Ante tan oscuras perspectivas, cabe anteponer sólidos muros de información, conocimiento veraz, confianza y sobre todo esperanza. Con el decidido compromiso de apoyo desde todos los ámbitos a los afectados, alejándose tanto de las falsas ilusiones como de las mezquindades cotidianas con las que la verborrea imperante nos tiene casi anestesiados. Para esto no se requieren grandes hechos ni proclamas, sino más bien una actitud de simple humanidad, de consuelo y acompañamiento. Hay que dejar brotar las emociones, emergiendo nuestro lado oculto de sinceridad por el mal ajeno, sin que importe ser tenidos por pudorosos ante quienes sufren. Nada hay de malo en estar al lado de quienes padecen cualquier aflicción, compartiendo con franqueza la esencia de su dolor, con actos sencillos, de comprensión, de saludo y abrazo que transmiten tantas cosas al amigo, al hermano. Cuanto más al desconocido, en este caso con una atención de valor incalculable, como sucede con tantos voluntarios.
¿Y qué podemos hacer? Pues afirmarse en los pilares básicos de ayuda. Insistir en la prevención de sus causas, conocidas o sospechadas. Profundizar en la investigación, aunque en este sentido habría que hacer una llamada seria de atención para no generar falsas expectativas. Es muy difícil hacer llegar realidades biológicas de complejísima entidad, para que puedan ser entendidas incluso por quienes se mueven entre los entresijos de la biología recóndita, enrevesada y enigmática, para entender los mecanismos de precisión en los que las piezas funcionan bien ensambladas. Hablamos del fascinante mundo de la biología molecular, de los genes, las proteínas y las moléculas infinitesimales. Saber cuál es el estado actual de la cuestión, en qué punto del camino se encuentra el avance de los límites de la investigación.

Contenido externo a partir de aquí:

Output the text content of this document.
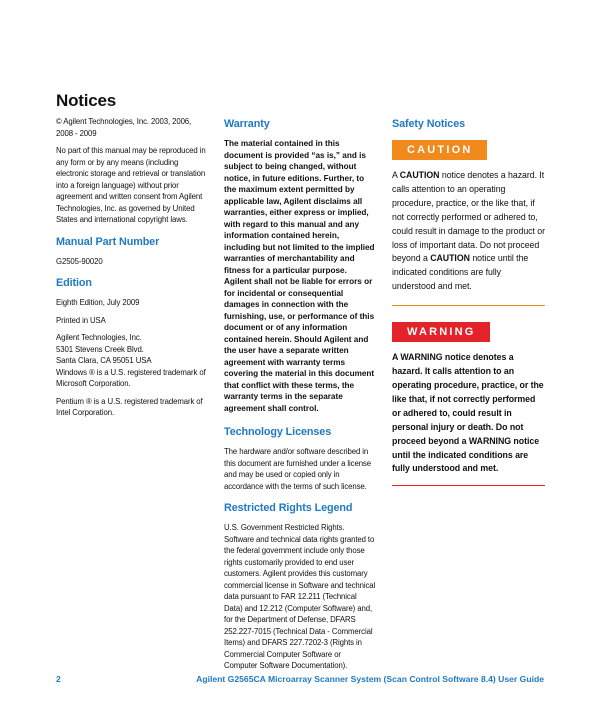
Notices

© Agilent Technologies, Inc. 2003, 2006, 2008 - 2009

No part of this manual may be reproduced in any form or by any means (including electronic storage and retrieval or translation into a foreign language) without prior agreement and written consent from Agilent Technologies, Inc. as governed by United States and international copyright laws.

Manual Part Number

G2505-90020

Edition

Eighth Edition, July 2009

Printed in USA

Agilent Technologies, Inc.

5301 Stevens Creek Blvd.

Santa Clara, CA 95051 USA

Windows ® is a U.S. registered trademark of Microsoft Corporation.

Pentium ® is a U.S. registered trademark of Intel Corporation.

Warranty

The material contained in this document is provided “as is,” and is subject to being changed, without notice, in future editions. Further, to the maximum extent permitted by applicable law, Agilent disclaims all warranties, either express or implied, with regard to this manual and any information contained herein, including but not limited to the implied warranties of merchantability and fitness for a particular purpose. Agilent shall not be liable for errors or for incidental or consequential damages in connection with the furnishing, use, or performance of this document or of any information contained herein. Should Agilent and the user have a separate written agreement with warranty terms covering the material in this document that conflict with these terms, the warranty terms in the separate agreement shall control.

Technology Licenses

The hardware and/or software described in this document are furnished under a license and may be used or copied only in accordance with the terms of such license.

Restricted Rights Legend

U.S. Government Restricted Rights. Software and technical data rights granted to the federal government include only those rights customarily provided to end user customers. Agilent provides this customary commercial license in Software and technical data pursuant to FAR 12.211 (Technical Data) and 12.212 (Computer Software) and, for the Department of Defense, DFARS 252.227-7015 (Technical Data - Commercial Items) and DFARS 227.7202-3 (Rights in Commercial Computer Software or Computer Software Documentation).

Safety Notices
CAUTION

A CAUTION notice denotes a hazard. It calls attention to an operating procedure, practice, or the like that, if not correctly performed or adhered to, could result in damage to the product or loss of important data. Do not proceed beyond a CAUTION notice until the indicated conditions are fully understood and met.

WARNING

A WARNING notice denotes a hazard. It calls attention to an operating procedure, practice, or the like that, if not correctly performed or adhered to, could result in personal injury or death. Do not proceed beyond a WARNING notice until the indicated conditions are fully understood and met.

2	Agilent G2565CA Microarray Scanner System (Scan Control Software 8.4) User Guide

Es este un empeño arduo. Una premisa compleja que puede conocer el científico experimentado, pero sin poder trasladarlo al profano, ansioso de que esos avances sean necesariamente de directa aplicación a la realidad concreta del enfermo. Es crucial no suscitar vanas esperanzas. Y alentarlas siempre que sea con mensajes de futuro, pero siempre con esa coletilla de que, para su aplicación al enfermo, hay que esperar hasta que se convierta en tangible. Véase el reciente ejemplo de un descubrimiento clave para desentrañar cómo las células malignas se diseminan, desde su sitio inicial hasta sitios distantes, en los que se implantan las metástasis, que son base de la mortalidad durante ese proceso. Este hallazgo supone un cambio de paradigma radical, pero su aplicación esta todavía a años de estar a disposición de los afectados. Cualquier sustancia debe demostrar su inocuidad, amén de la eficacia que se le supone.
Ocasión asimismo es este Día Mundial del Cáncer para reiterar lo que constituye pilar decisivo de la prevención, insistiendo en seguir hábitos de vida saludables. Sumamos a ello a la implantación de programas de detección precoz y métodos de diagnóstico rápidos, ante la presencia de síntomas guía sospechosos, que dan la voz de alerta. Hay que descubrir entidades ocultas en las fases iniciales, pues cuando aún están confinadas en territorios concretos son más fáciles de solucionar. Aunque los oídos se cansen y la mirada se fatigue, saturados de tanta información, son cuestiones sobre las que es necesario perseverar. El hecho de dedicar unos momentos a tener presente esta enfermedad ayudará en ese afán colectivo de erradicar ignorancia, dolor y sufrimiento.